Proving $\sum_{k=0}^n\frac{3^{k+4}\binom{n}{k}}{\binom{k+4}4}+\sum_{m=0}^3\frac{\binom{n+4}{m}3^m}{\binom{n+4}4}=\frac{4^{n+4}}{\binom{n+4}4}$

Question

Prove that $$\sum_{k=0}^n\frac{3^{k+4}\binom{n}{k}}{\binom{k+4}{4}} +\sum_{m=0}^3\frac{\binom{n+4}{m}3^m}{\binom{n+4}{4}} =\frac{4^{n+4}}{\binom{n+4}{4}}$$

Wolfram Alpha shows that both expressions are equal but I can't prove it mathematically.

I am not able to calculate each series individually let alone the whole expression.
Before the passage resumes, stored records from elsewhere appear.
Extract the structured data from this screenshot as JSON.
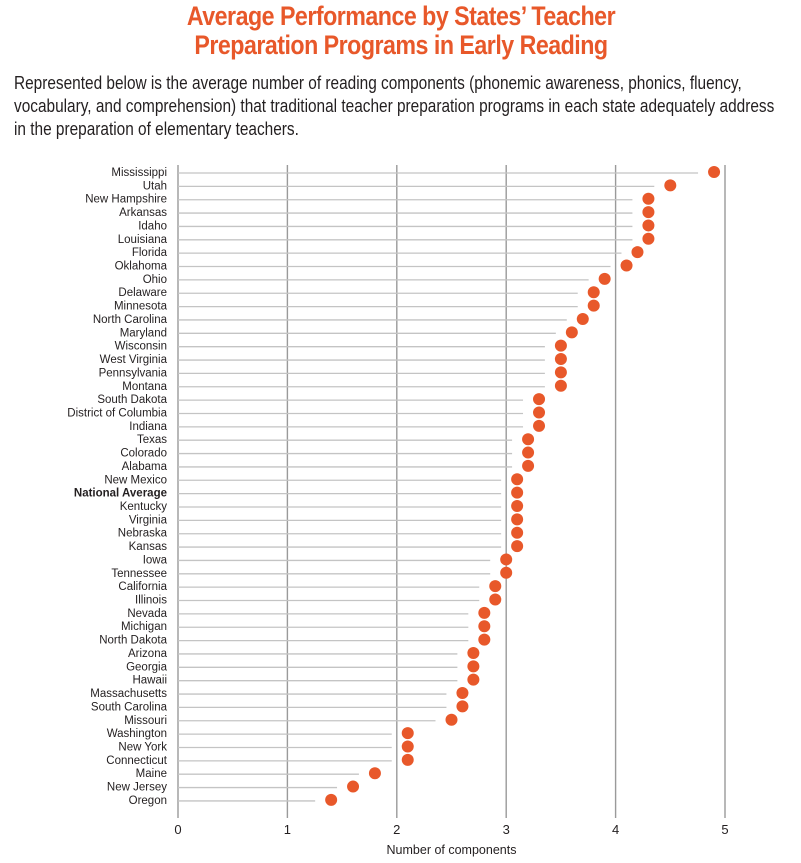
{
  "header": {
    "title_lines": [
      "Average Performance by States’ Teacher",
      "Preparation Programs in Early Reading"
    ],
    "description_lines": [
      "Represented below is the average number of reading components (phonemic awareness, phonics, fluency,",
      "vocabulary, and comprehension) that traditional teacher preparation programs in each state adequately address",
      "in the preparation of elementary teachers."
    ]
  },
  "colors": {
    "accent": "#e8582a",
    "gridline": "#9a9a9a",
    "row_line": "#c4c4c4",
    "text": "#231f20"
  },
  "chart_data": {
    "type": "scatter",
    "title": "Average Performance by States’ Teacher Preparation Programs in Early Reading",
    "xlabel": "Number of components",
    "ylabel": "",
    "xlim": [
      0,
      5
    ],
    "xticks": [
      0,
      1,
      2,
      3,
      4,
      5
    ],
    "grid": true,
    "legend": "none",
    "highlight": "National Average",
    "categories": [
      "Mississippi",
      "Utah",
      "New Hampshire",
      "Arkansas",
      "Idaho",
      "Louisiana",
      "Florida",
      "Oklahoma",
      "Ohio",
      "Delaware",
      "Minnesota",
      "North Carolina",
      "Maryland",
      "Wisconsin",
      "West Virginia",
      "Pennsylvania",
      "Montana",
      "South Dakota",
      "District of Columbia",
      "Indiana",
      "Texas",
      "Colorado",
      "Alabama",
      "New Mexico",
      "National Average",
      "Kentucky",
      "Virginia",
      "Nebraska",
      "Kansas",
      "Iowa",
      "Tennessee",
      "California",
      "Illinois",
      "Nevada",
      "Michigan",
      "North Dakota",
      "Arizona",
      "Georgia",
      "Hawaii",
      "Massachusetts",
      "South Carolina",
      "Missouri",
      "Washington",
      "New York",
      "Connecticut",
      "Maine",
      "New Jersey",
      "Oregon"
    ],
    "values": [
      4.9,
      4.5,
      4.3,
      4.3,
      4.3,
      4.3,
      4.2,
      4.1,
      3.9,
      3.8,
      3.8,
      3.7,
      3.6,
      3.5,
      3.5,
      3.5,
      3.5,
      3.3,
      3.3,
      3.3,
      3.2,
      3.2,
      3.2,
      3.1,
      3.1,
      3.1,
      3.1,
      3.1,
      3.1,
      3.0,
      3.0,
      2.9,
      2.9,
      2.8,
      2.8,
      2.8,
      2.7,
      2.7,
      2.7,
      2.6,
      2.6,
      2.5,
      2.1,
      2.1,
      2.1,
      1.8,
      1.6,
      1.4
    ]
  }
}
Any help is greatly appreciated.

Answer 1

As Bruno B suggested in a comment, multiply by $\binom{n+4}4$ and simplify the terms in the first sum:

$$ \binom{n+4}4\frac{\binom nk}{\binom{k+4}4}=\frac{(n+4)!}{n!4!}\frac{\frac{n!}{k!(n-k)!}}{\frac{(k+4)!}{k!4!}}=\frac{(n+4)!}{(k+4)!(n-k)!}=\binom{n+4}{k+4}\;. $$

Then merge the two sums, with $m=k+4$, to get the sum for the binomial expansion of $(3+1)^{n+4}$.